Thousands of Citrix gateways across the world are vulnerable to this attack. Still, it seems applying the mitigation is not a priority as this report from BadPackets shows. Over 25k vulnerable hosts out on the internet, some registered under .GOV domain names.
Link: https://support.citrix.com/article/CTX267679
Convince Your Boss to Apply Mitigation for CVE-2019-19781
Here are some short, sweet facts to help you convince your seniors that something needs to be done now.
- Failing to apply the Citrix mitigation will eventually lead to a compromise in some way or another. The Citrix Gateway allows access from the Internet; it can talk to your internal network from the outside.
- This vulnerability is being scanned for in the wild.
- There is free, easy to use weaponized code online.
- The vulnerability is being actively exploited in the wild.
Link: https://twitter.com/bad_packets/status/1215431625766424576
Link: https://github.com/trustedsec/cve-2019-19781/
City of Las Vegas Successfully Defeats a Cyber Attack
It is good to hear a win-story for cybersecurity and information security professionals. The cyber team immediately noticed an intrusion and took action right away. They quickly took several services offline. Their prompt response aided them in successfully minimizing the impact of the attack.

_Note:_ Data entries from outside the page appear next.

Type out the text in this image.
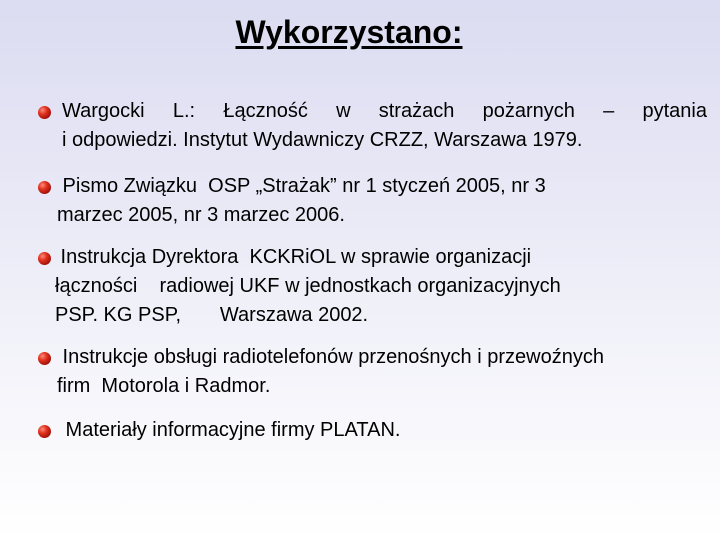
Wykorzystano:
Wargocki L.: Łączność w strażach pożarnych – pytania
i odpowiedzi. Instytut Wydawniczy CRZZ, Warszawa 1979.
Pismo Związku  OSP „Strażak” nr 1 styczeń 2005, nr 3
marzec 2005, nr 3 marzec 2006.
Instrukcja Dyrektora  KCKRiOL w sprawie organizacji
łączności    radiowej UKF w jednostkach organizacyjnych
PSP. KG PSP,       Warszawa 2002.
Instrukcje obsługi radiotelefonów przenośnych i przewoźnych
firm  Motorola i Radmor.
Materiały informacyjne firmy PLATAN.
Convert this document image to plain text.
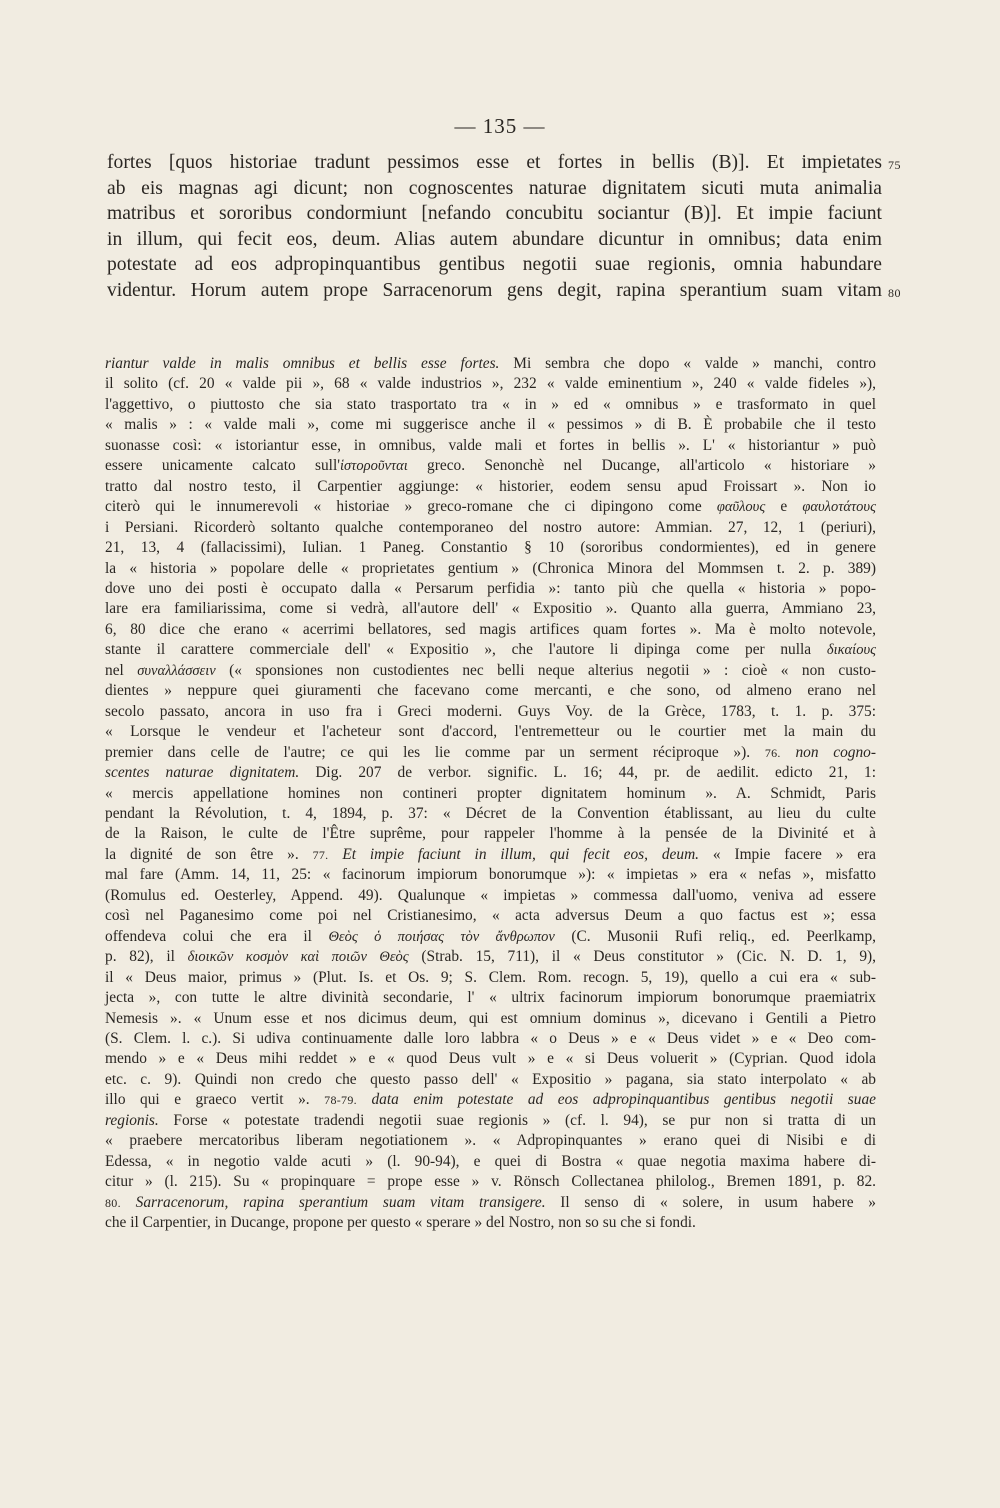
— 135 —
fortes [quos historiae tradunt pessimos esse et fortes in bellis (B)]. Et impietates
ab eis magnas agi dicunt; non cognoscentes naturae dignitatem sicuti muta animalia
matribus et sororibus condormiunt [nefando concubitu sociantur (B)]. Et impie faciunt
in illum, qui fecit eos, deum. Alias autem abundare dicuntur in omnibus; data enim
potestate ad eos adpropinquantibus gentibus negotii suae regionis, omnia habundare
videntur. Horum autem prope Sarracenorum gens degit, rapina sperantium suam vitam
75
80
riantur valde in malis omnibus et bellis esse fortes. Mi sembra che dopo « valde » manchi, contro
il solito (cf. 20 « valde pii », 68 « valde industrios », 232 « valde eminentium », 240 « valde fideles »),
l'aggettivo, o piuttosto che sia stato trasportato tra « in » ed « omnibus » e trasformato in quel
« malis » : « valde mali », come mi suggerisce anche il « pessimos » di B. È probabile che il testo
suonasse così: « istoriantur esse, in omnibus, valde mali et fortes in bellis ». L' « historiantur » può
essere unicamente calcato sull'ἱστοροῦνται greco. Senonchè nel Ducange, all'articolo « historiare »
tratto dal nostro testo, il Carpentier aggiunge: « historier, eodem sensu apud Froissart ». Non io
citerò qui le innumerevoli « historiae » greco-romane che ci dipingono come φαῦλους e φαυλοτάτους
i Persiani. Ricorderò soltanto qualche contemporaneo del nostro autore: Ammian. 27, 12, 1 (periuri),
21, 13, 4 (fallacissimi), Iulian. 1 Paneg. Constantio § 10 (sororibus condormientes), ed in genere
la « historia » popolare delle « proprietates gentium » (Chronica Minora del Mommsen t. 2. p. 389)
dove uno dei posti è occupato dalla « Persarum perfidia »: tanto più che quella « historia » popo-
lare era familiarissima, come si vedrà, all'autore dell' « Expositio ». Quanto alla guerra, Ammiano 23,
6, 80 dice che erano « acerrimi bellatores, sed magis artifices quam fortes ». Ma è molto notevole,
stante il carattere commerciale dell' « Expositio », che l'autore li dipinga come per nulla δικαίους
nel συναλλάσσειν (« sponsiones non custodientes nec belli neque alterius negotii » : cioè « non custo-
dientes » neppure quei giuramenti che facevano come mercanti, e che sono, od almeno erano nel
secolo passato, ancora in uso fra i Greci moderni. Guys Voy. de la Grèce, 1783, t. 1. p. 375:
« Lorsque le vendeur et l'acheteur sont d'accord, l'entremetteur ou le courtier met la main du
premier dans celle de l'autre; ce qui les lie comme par un serment réciproque »). 76. non cogno-
scentes naturae dignitatem. Dig. 207 de verbor. signific. L. 16; 44, pr. de aedilit. edicto 21, 1:
« mercis appellatione homines non contineri propter dignitatem hominum ». A. Schmidt, Paris
pendant la Révolution, t. 4, 1894, p. 37: « Décret de la Convention établissant, au lieu du culte
de la Raison, le culte de l'Être suprême, pour rappeler l'homme à la pensée de la Divinité et à
la dignité de son être ». 77. Et impie faciunt in illum, qui fecit eos, deum. « Impie facere » era
mal fare (Amm. 14, 11, 25: « facinorum impiorum bonorumque »): « impietas » era « nefas », misfatto
(Romulus ed. Oesterley, Append. 49). Qualunque « impietas » commessa dall'uomo, veniva ad essere
così nel Paganesimo come poi nel Cristianesimo, « acta adversus Deum a quo factus est »; essa
offendeva colui che era il Θεὸς ὁ ποιήσας τὸν ἄνθρωπον (C. Musonii Rufi reliq., ed. Peerlkamp,
p. 82), il διοικῶν κοσμὸν καὶ ποιῶν Θεὸς (Strab. 15, 711), il « Deus constitutor » (Cic. N. D. 1, 9),
il « Deus maior, primus » (Plut. Is. et Os. 9; S. Clem. Rom. recogn. 5, 19), quello a cui era « sub-
jecta », con tutte le altre divinità secondarie, l' « ultrix facinorum impiorum bonorumque praemiatrix
Nemesis ». « Unum esse et nos dicimus deum, qui est omnium dominus », dicevano i Gentili a Pietro
(S. Clem. l. c.). Si udiva continuamente dalle loro labbra « o Deus » e « Deus videt » e « Deo com-
mendo » e « Deus mihi reddet » e « quod Deus vult » e « si Deus voluerit » (Cyprian. Quod idola
etc. c. 9). Quindi non credo che questo passo dell' « Expositio » pagana, sia stato interpolato « ab
illo qui e graeco vertit ». 78-79. data enim potestate ad eos adpropinquantibus gentibus negotii suae
regionis. Forse « potestate tradendi negotii suae regionis » (cf. l. 94), se pur non si tratta di un
« praebere mercatoribus liberam negotiationem ». « Adpropinquantes » erano quei di Nisibi e di
Edessa, « in negotio valde acuti » (l. 90-94), e quei di Bostra « quae negotia maxima habere di-
citur » (l. 215). Su « propinquare = prope esse » v. Rönsch Collectanea philolog., Bremen 1891, p. 82.
80. Sarracenorum, rapina sperantium suam vitam transigere. Il senso di « solere, in usum habere »
che il Carpentier, in Ducange, propone per questo « sperare » del Nostro, non so su che si fondi.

Worst-case Cyberwarfare Scenario for the 2020 American Presidential Election
The US Presidential Election will be very hectic this year, primarily because of the many threats that we do not yet know how to counter. As J. Alex Halderman (Computer Scientist at University of Michigan) puts it, "The only way you can reach certainty that your vote won't be counted is by not casting it. I do not want to scare people off from the poll". We know that 2016 elections very tampered with, and there is a lot of evidence that suggests this is true. However, since the 2016 elections, many states have made improvements to their election machinery. Still, even now, this has not yet happened in a lot of states, and its happening very slowly. Cyberwarfare often involves exploiting known system vulnerabilities, and the basic limits of people's psychology and gullibility. Attackers can combine that with data from political polls and purchased (or stolen) voter-registration lists to figure out exactly how much your individual vote matters and use those tools to push customized disinformation at narrow groups of people. Attackers may even impersonate political candidates. Mr. Halderman was also the person who investigated the last 2016 elections and how attackers manipulated it. He says that he will do the same this year, and hope that we are ready. The biggest threat these days is social media, where attackers can turn people against each other even when they agree about most things. People have always taken facts out of context when it is helpful to them and harmful to their opponents. Candidates increasingly live with the threat of targeted theft of accurate information. When information is selectively stolen from particular groups that an attacker wants to disadvantage, the truth can be used as a powerful and one-sided political weapon. Democracy is at stake here, the best thing that an average person can do is not believe everything they say online and check facts. Now that we have a very good Machine Learning model to fake videos and doctor images, attackers can put a video in the ML model to produce a fake one.